DISCLAIMER: THIS IS A VERY DEPRESSING ENTRY. FEEL FREE TO SKIP OVER IT AS IT IS MERELY A "DUMPING" OF EMOTIONAL ANGST.
Fear:It's always there. Hiding in the dark, dingy shadows. Waiting for even the slightest show of weakness. It never creeps. It just attacks with a gut-wrenching blow that knocks the wind out of me. I feel like an animal trapped in a hunter's crosshairs. Knowing I should run, but unable to do so.
Tears:
They are never far behind the fear. They come, unbidden and at the most inopportune moments. I can't hold them back. I don't want to be afraid. I don't want to be weak. I want to be brave and strong and to know, instantly, exactly what to do to fix the current crisis. I cry. I rage. I hide. I procrastinate. I wallow in anger and self-pity:
Why is this happening to me? What have I done to deserve this? Is there supposed to be a lesson in this? I hate lessons. Why can't things just be simple? I don't have time for this right now. Wasn't I doing everything according to your plan? I thought I was.
Finally, I drop to my knees...and pray.
Dear God,
Please save me. Not just from this situation, but from myself. I'm so confused and afraid.

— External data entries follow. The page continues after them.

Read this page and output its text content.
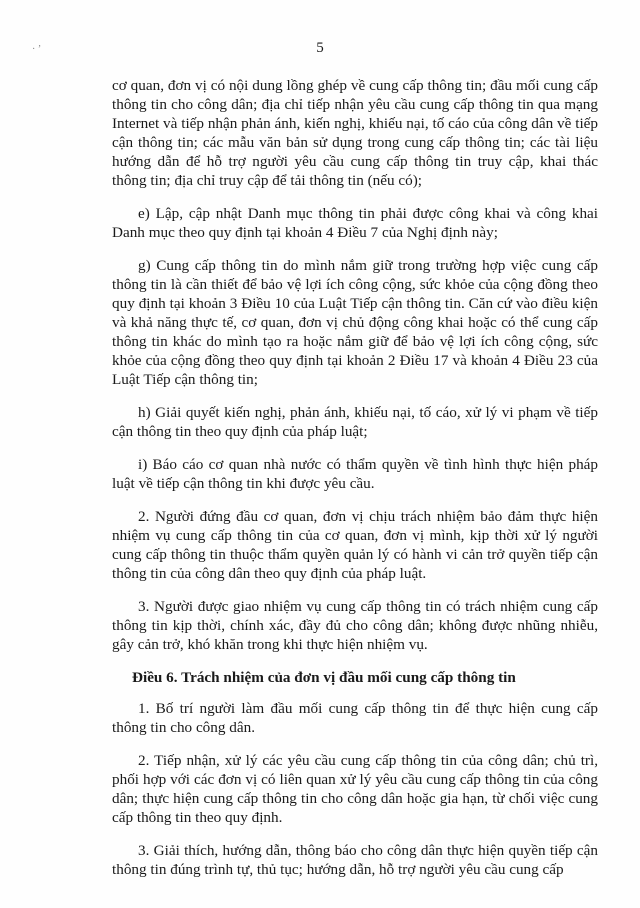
· ’	5
cơ quan, đơn vị có nội dung lồng ghép về cung cấp thông tin; đầu mối cung cấp
thông tin cho công dân; địa chỉ tiếp nhận yêu cầu cung cấp thông tin qua mạng
Internet và tiếp nhận phản ánh, kiến nghị, khiếu nại, tố cáo của công dân về tiếp
cận thông tin; các mẫu văn bản sử dụng trong cung cấp thông tin; các tài liệu
hướng dẫn để hỗ trợ người yêu cầu cung cấp thông tin truy cập, khai thác
thông tin; địa chỉ truy cập để tải thông tin (nếu có);
e) Lập, cập nhật Danh mục thông tin phải được công khai và công khai
Danh mục theo quy định tại khoản 4 Điều 7 của Nghị định này;
g) Cung cấp thông tin do mình nắm giữ trong trường hợp việc cung cấp
thông tin là cần thiết để bảo vệ lợi ích công cộng, sức khỏe của cộng đồng theo
quy định tại khoản 3 Điều 10 của Luật Tiếp cận thông tin. Căn cứ vào điều kiện
và khả năng thực tế, cơ quan, đơn vị chủ động công khai hoặc có thể cung cấp
thông tin khác do mình tạo ra hoặc nắm giữ để bảo vệ lợi ích công cộng, sức
khỏe của cộng đồng theo quy định tại khoản 2 Điều 17 và khoản 4 Điều 23 của
Luật Tiếp cận thông tin;
h) Giải quyết kiến nghị, phản ánh, khiếu nại, tố cáo, xử lý vi phạm về tiếp
cận thông tin theo quy định của pháp luật;
i) Báo cáo cơ quan nhà nước có thẩm quyền về tình hình thực hiện pháp
luật về tiếp cận thông tin khi được yêu cầu.
2. Người đứng đầu cơ quan, đơn vị chịu trách nhiệm bảo đảm thực hiện
nhiệm vụ cung cấp thông tin của cơ quan, đơn vị mình, kịp thời xử lý người
cung cấp thông tin thuộc thẩm quyền quản lý có hành vi cản trở quyền tiếp cận
thông tin của công dân theo quy định của pháp luật.
3. Người được giao nhiệm vụ cung cấp thông tin có trách nhiệm cung cấp
thông tin kịp thời, chính xác, đầy đủ cho công dân; không được nhũng nhiễu,
gây cản trở, khó khăn trong khi thực hiện nhiệm vụ.
Điều 6. Trách nhiệm của đơn vị đầu mối cung cấp thông tin
1. Bố trí người làm đầu mối cung cấp thông tin để thực hiện cung cấp
thông tin cho công dân.
2. Tiếp nhận, xử lý các yêu cầu cung cấp thông tin của công dân; chủ trì,
phối hợp với các đơn vị có liên quan xử lý yêu cầu cung cấp thông tin của công
dân; thực hiện cung cấp thông tin cho công dân hoặc gia hạn, từ chối việc cung
cấp thông tin theo quy định.
3. Giải thích, hướng dẫn, thông báo cho công dân thực hiện quyền tiếp cận
thông tin đúng trình tự, thủ tục; hướng dẫn, hỗ trợ người yêu cầu cung cấp
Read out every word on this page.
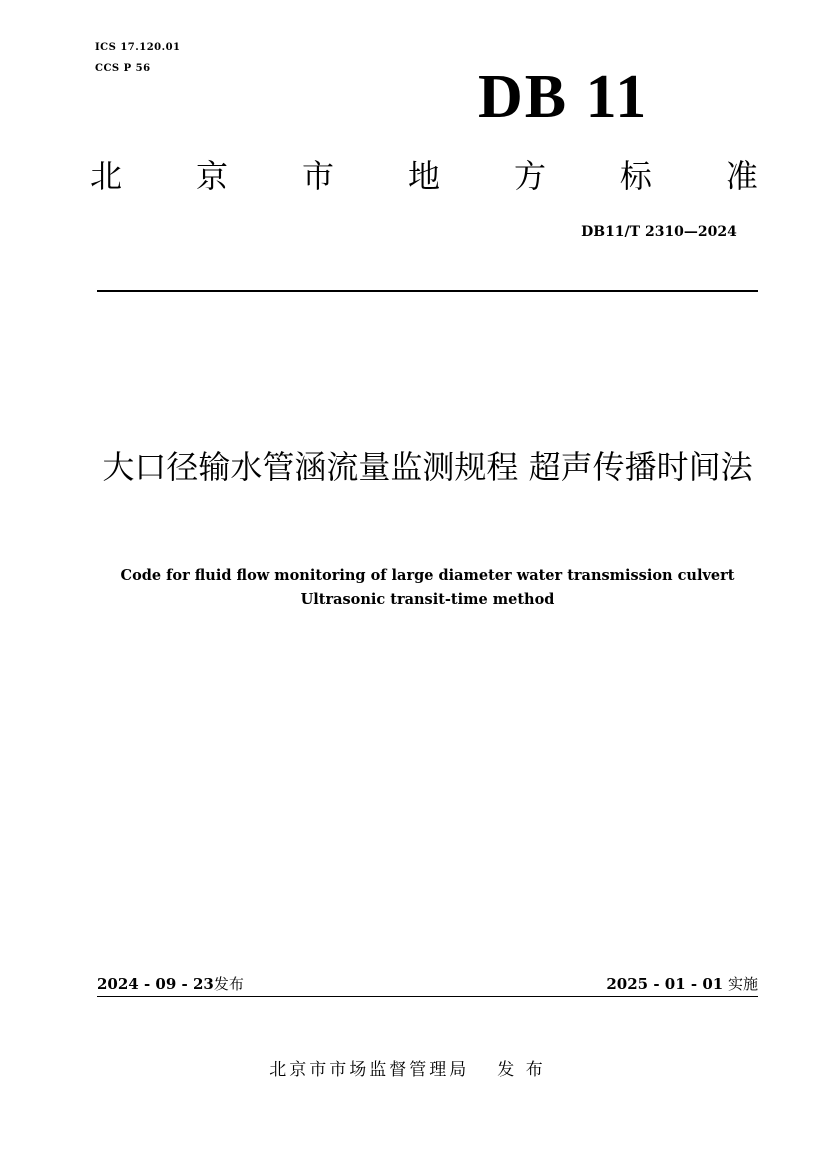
ICS 17.120.01
CCS P 56	DB 11
北 京 市 地 方 标 准
DB11/T 2310—2024
大口径输水管涵流量监测规程 超声传播时间法
Code for fluid flow monitoring of large diameter water transmission culvert Ultrasonic transit-time method
2024 - 09 - 23发布	2025 - 01 - 01 实施
北京市市场监督管理局 发 布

I don't know how to fix it and I don't know how to try. I know I need to do something, but I need you to show me what it is.
God? Please forgive me. I know I can't do this alone, and yet my faith is the first defense to drop. Why do I take it as a personal affront when life is hard? What makes me so special from any other person that I think I deserve some kind of divine protection from the struggles of this life? Why am I angry at you? It's not your will that this world is as it is. Give me courage. Give me strength of character. Bolster my faith. Carry me through this. I need you.